Tarihsel olarak, evanjelik seçmenler Hıristiyan Demokratları desteklemiş ve İsveç Demokratlarının radikal milliyetçi köklerinden uzak durmuştur. Ancak, Världen idag bu çizgiyi bulanıklaştırarak, İsveç Demokratlarının Hristiyanlığı İsveç kimliğinin merkezi ve göçü kültürel bir tehdit olarak çerçevelemesine uyum sağlarken, aynı zamanda evanjelik teolojiyi vurgulamaktadır. Bu uyum, evanjelik ve radikal milliyetçi aktörler arasında yeni ittifakları teşvik eden potansiyel bir değişimi işaret etmektedir.
Bu değişimin merkezinde iktidar ve zulüm siyaseti yatmaktadır. Världen idag, zulüm temalarını gündeme getirerek Hıristiyanları İsveç’in seküler, liberal siyasi manzarasında marjinalleştirilmiş olarak tasvir etmektedir.
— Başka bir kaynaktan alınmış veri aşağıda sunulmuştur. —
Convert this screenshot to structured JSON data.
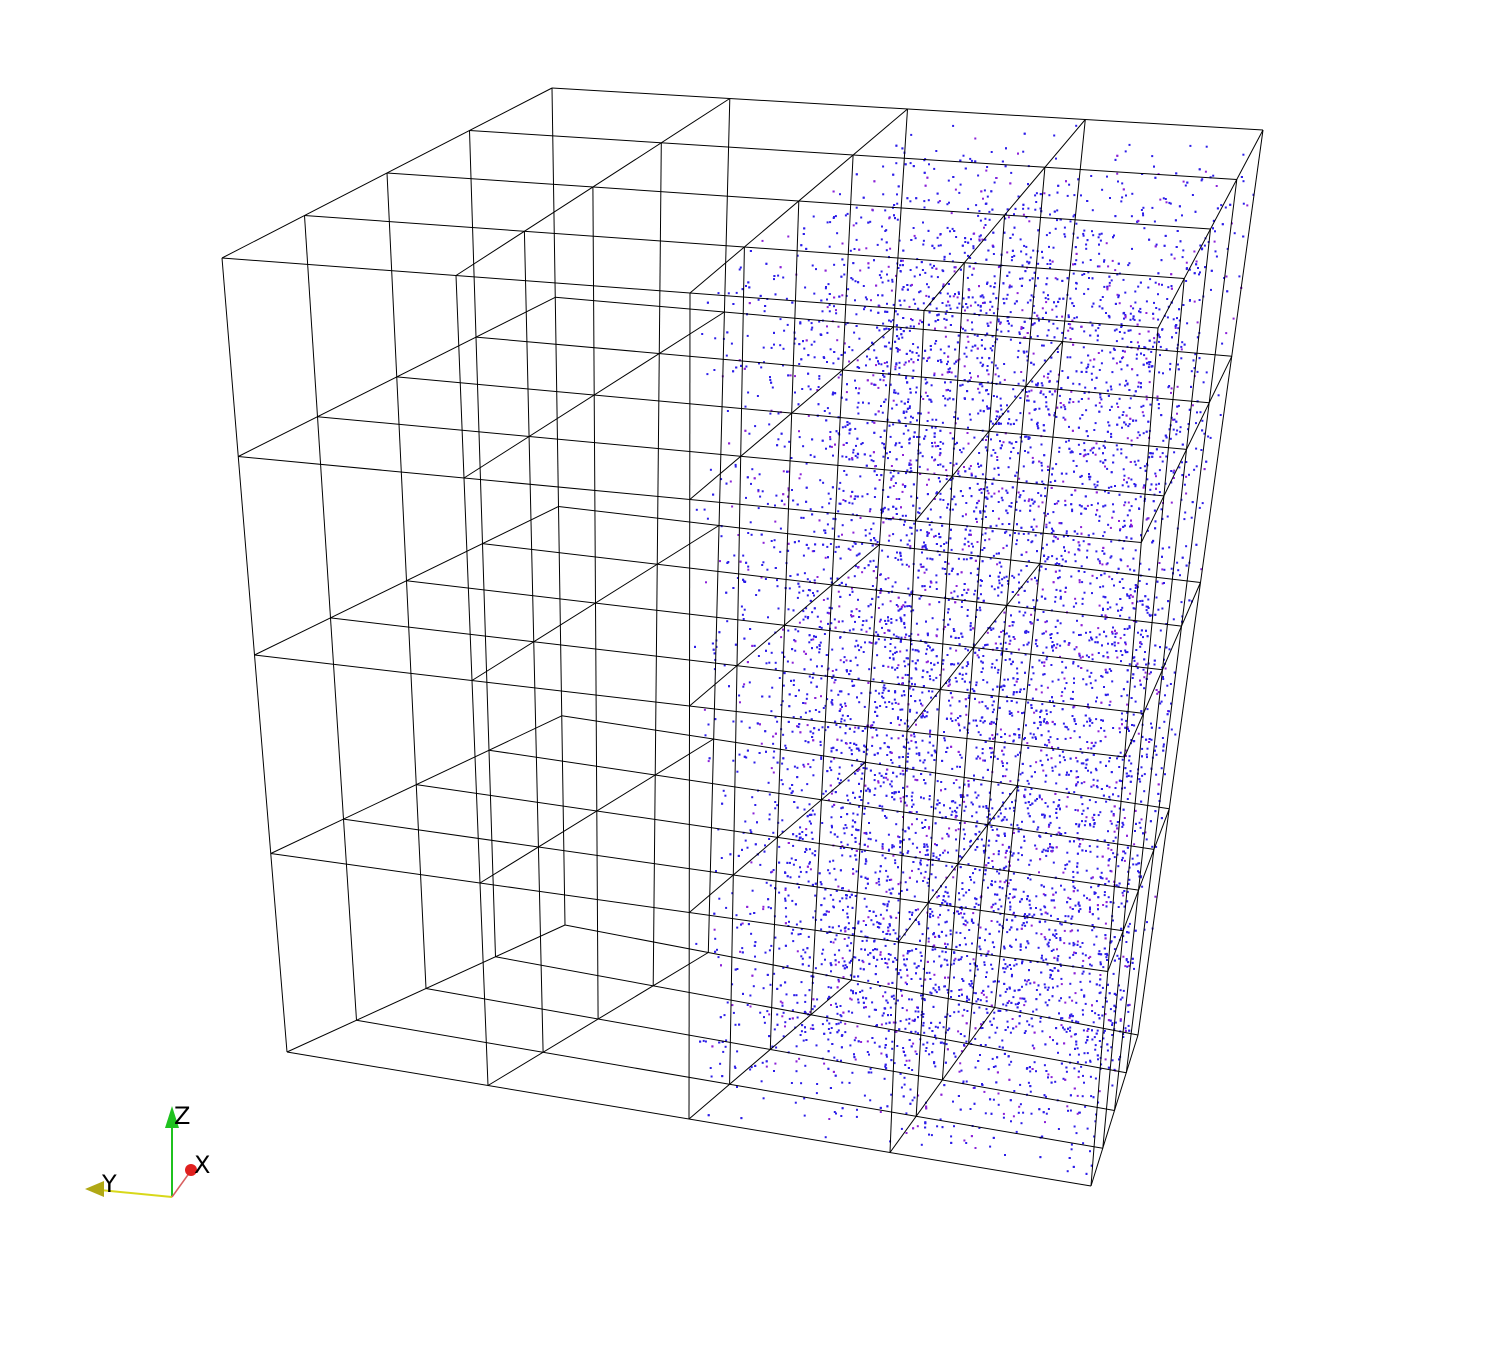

Liberal kürtaj yasasını Hristiyanları hedef alan insan hakları ihlalleri olarak çerçeveleyerek, Världen idag Hristiyanların politikadaki etkisini yeniden tesis etmeye çalışıyor. İsveç’in aile planlaması, üreme sağlığı ve yasal kürtaj politikasına destek, dini aidiyete bakılmaksızın nüfusun genelinde sağlam kalırken, kürtaj yasasının kısıtlanmasını savunanlar için alternatif bir yaklaşım gerekiyor. Sonuç olarak, Världen idag, yasama değişikliğini etkilemek için geleneksel savunuculuk stratejilerinin ötesine geçerek “vicdan”, ‘dua’ ve “etki” temalarına odaklanmaktadır. Bu yaklaşım, konuyu zulüm gören Hristiyanlar açısından ele almakta ve kürtaja karşı çıkan tıp uzmanlarının belirli görevlerden muaf tutulmamasına izin vermeyerek İsveç hükümetinin insan haklarını göz ardı ettiğini ima etmektedir. Benzer şekilde, Finlandiya’daki kürtaj tartışmalarına ilişkin bir çalışma, Hıristiyan milletvekillerinin dini argümanlara dayanmak yerine insan hakları veya tıbbi söylemlere başvurduğunu göstermektedir.
İsveç’te insan haklarına yönelik güçlü destek, yasama desteği, kamuoyu ve uluslararası katılımı da kapsadığından, bu argüman basit “yaşam hakkı” pozisyonlarından daha ikna edici görünebilir. Sonuç olarak, Världen idag, insan hakları odaklı bir söylem benimseyerek İsveç kamuoyunun algılanan ‘liberal’ ve “seküler” duyarlılıklarına uyum sağlanmasını savunmaktadır – bu yapı, önceki araştırmalardan elde edilen bulguları yansıtmaktadır. Bununla birlikte, bu stratejik uyum, Kuzey Amerikalı muadillerine benzer şekilde, “hakimiyet” siyasi hedeflerinden sapmamaktadır.
Sonuç olarak, İsveç örneği, evanjelik siyasi katılımın küresel erişimini ve yerel özgüllüğünü göstermektedir. Bu durum, küresel evanjeliklik ve onun siyasi hedefleri hakkında daha fazla araştırma yapılmasının, analitik çerçeveleri iyileştirmek ve daha net ve kesin tanımlar geliştirmek için değerli olacağını göstermektedir.